Someone asked the CGTalk community why more people in the computer graphics industry don’t use Blender. He made nice videos to go along with it. It’s definitely worth a watch at least.
The answers are really good and I agree with a lot of it. Thanks to my own trials with it, I had somethings to add to the discussion too.
In short, more people don’t use it because it isn’t good enough to replace what they already have. Usually, the cost of the software is no object. In fact, the price of 3d software today is substantially smaller than what it used to be. Even in my case, as a relative outsider, the cost of Autodesk’s software is not an issue because I just use the license purchased for me by the company I work for. The Architectural Suite has Max in it, the license permits home installations… so I effectively have Max. End of story. That’s the case for a lot of people.
So the fact that it’s free doesn’t really add enough incentive to combat the shortcomings.
Blender’s shortcomings are:
- The UI is weird. * Though in my opinion its alright.
- The features are unpolished or unfinished. Even simple stuff like layers and the application of materials and modifiers to multiple objects could use some serious work.
- Everyone is trained to use established software, so companies look for people trained to use established software.
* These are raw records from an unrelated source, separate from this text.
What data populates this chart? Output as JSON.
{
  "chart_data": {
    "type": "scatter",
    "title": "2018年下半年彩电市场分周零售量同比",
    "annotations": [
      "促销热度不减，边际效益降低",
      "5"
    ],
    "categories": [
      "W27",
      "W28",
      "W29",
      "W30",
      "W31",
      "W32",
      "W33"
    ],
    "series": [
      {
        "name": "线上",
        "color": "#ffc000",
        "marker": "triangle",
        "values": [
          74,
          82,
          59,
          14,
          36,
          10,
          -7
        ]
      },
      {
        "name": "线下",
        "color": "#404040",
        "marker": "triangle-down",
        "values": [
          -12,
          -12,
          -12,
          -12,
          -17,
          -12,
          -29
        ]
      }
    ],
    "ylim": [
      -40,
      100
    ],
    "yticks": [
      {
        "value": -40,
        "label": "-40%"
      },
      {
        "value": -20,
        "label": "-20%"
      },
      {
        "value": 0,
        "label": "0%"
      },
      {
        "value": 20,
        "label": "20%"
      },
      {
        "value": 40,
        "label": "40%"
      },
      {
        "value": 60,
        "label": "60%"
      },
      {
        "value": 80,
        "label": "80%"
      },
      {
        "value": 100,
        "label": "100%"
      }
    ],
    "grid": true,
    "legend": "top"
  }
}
There’s much more in the actual thread itself, including a discussion over why does it matter?
As artists and professionals, we don’t particularly care to marry our software. We use whatever gets the job done. Some people use Blender for a particularly well done feature – like UV Unwrap. Some people use it for everything. Some people don’t use it for anything. Its no big deal, and I doubt the Blender Foundation itself really cares if the industry adopts it as some sort of standard tool or not.